Adaptive Parallel Combining (APC™) for Analog-to-Digital Conversion

Patented architecture and signal processing to maximize digitizer resolution (SNR and SFDR) over an extremely wide input amplitude range by providing instantaneous automatic gain control. APC™ uses a parallel array of analogto-digital converters, each with a different level of amplification. The approach provides instantaneous automatic gain management by adjusting the signal gain to use the full dynamic range of the ADC. For example, using four ADCs each with a 12 dB difference in gain can provide up to 48 dB improvement in SNR and SFDR, with the ability to immediately respond to the appearance of high-level signals without overloading the digitizer.

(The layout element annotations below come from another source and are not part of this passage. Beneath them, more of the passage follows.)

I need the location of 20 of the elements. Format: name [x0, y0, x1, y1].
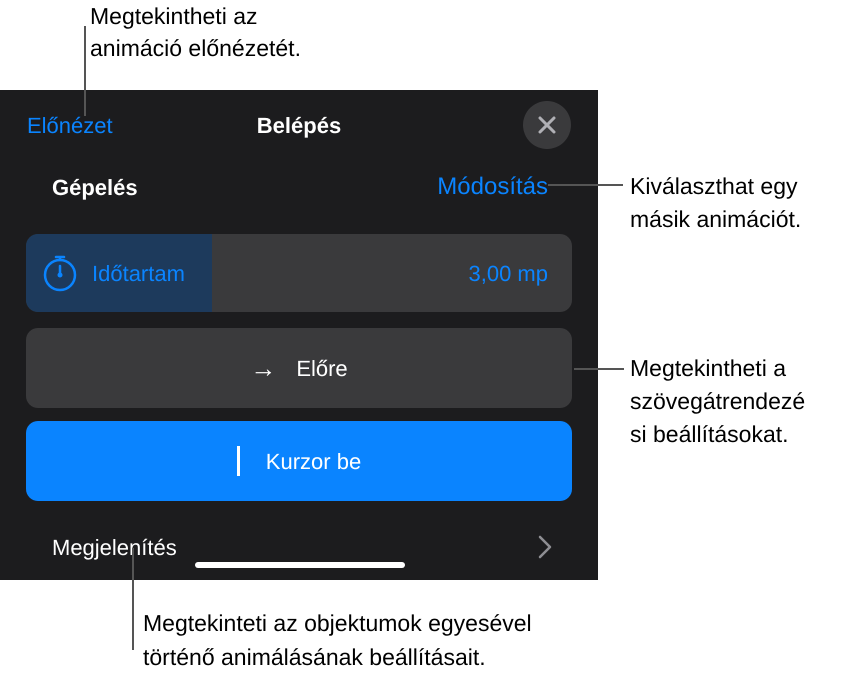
- duration-label: Időtartam: [92, 260, 185, 288]
- panel-title: Belépés: [256, 112, 342, 138]
- duration-slider[interactable]: Időtartam 3,00 mp: [26, 234, 572, 312]
- callout-text: Kiválaszthat egy másik animációt.: [630, 172, 802, 234]
- animation-name: Gépelés: [52, 174, 138, 202]
- preview-link[interactable]: Előnézet: [27, 108, 113, 142]
- arrow-icon: →: [250, 348, 276, 388]
- cursor-icon: [236, 446, 240, 476]
- cursor-button[interactable]: Kurzor be: [26, 421, 572, 501]
- close-button[interactable]: [523, 101, 571, 149]
- chevron-icon: [538, 535, 552, 559]
- callout-text: Megtekintheti a szövegátrendezé si beállításokat.: [630, 354, 806, 449]
- close-icon: [537, 115, 557, 135]
- change-link[interactable]: Módosítás: [437, 169, 548, 205]
- duration-value: 3,00 mp: [468, 260, 548, 288]
- direction-button[interactable]: → Előre: [26, 328, 572, 408]
- stopwatch-icon: [42, 254, 78, 292]
- callout-text: Megtekintheti az animáció előnézetét.: [90, 2, 301, 63]
- callout-text: Megtekinteti az objektumok egyesével történő animálásának beállításait.: [143, 609, 532, 672]
- delivery-label: Megjelenítés: [52, 534, 177, 562]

Adaptive Digitizer for Cognitive Radio (Comm-Universal™)

Communications system that activates a combination of V Corp’s DSP algorithms to optimize the performance of the system for the current signal environment. These techniques are configured automatically in real time. The combination of these DSP algorithms provides a very powerful adaptive digitizer to dramatically improve the performance of the receiver system (e.g., instantaneous bandwidth, receiver sensitivity, dynamic range, bit error rate, modulation density, etc.).

Non-Uniform Sampling for Efficient Analog-to-Information

Architecture and signal processing approach to highly efficient data collection using a sparse sampling clock optimally tuned to signals of interest. This technique significantly reduces the amount of data being captured by concentrating on the signals of interest and ignoring irrelevant information. This is a very powerful technique to perform the following: 1) reduce the average sample rate, thereby lowering power of the receiver, 2) reduce the digital data rate, thereby reducing the back-end digital signal processing requirements (size, power), 3) efficiently implement common functions (e.g., mixing, downconversion, interpolation, decimation, etc.), and 4) leverage a priori knowledge of the signal for more efficient processing (e.g., more efficient bandwidth allocation).

Harmonic Signaling

A proprietary waveform design dramatically improves the dynamic range of communications systems in the presence of interference and distortion. Applications include anti-jam communications and high data rate signaling in crowded signal environments.

Dynamic Localization

The advanced dynamic localization system uses triangulation of radio frequency emitters or repeaters to accurately deduce location, orientation, and movement over time. For example, multiple, compact (e.g., less than 0.5 inches) passive repeater tags can be used, each with a different return signature to differentiate between multiple tags and multiple users. The time difference of arrival is of each of the RFID return signals is precisely measured and used to mathematically deduce the location of each RFID tag. Precision is within 0.1” for rapidly moving targets.

Tracking Virtual Reality (Trac3D™)

Real time video and audio signal processing system that accurately places graphics and sounds in a three-dimensional virtual reality environment and alters the environment by tracking the user’s head movement. Applications include cockpit communications, virtual reality, and entertainment.

Medical Image Resolution Enhancement (Med-Res™)

Advanced digital signal processing algorithm to improve the resolution of medical imaging with coherent data fusion of multiple sensors. Signals of interest are detected and differentiated from noise and interference via statistical correlation among multiple sensors.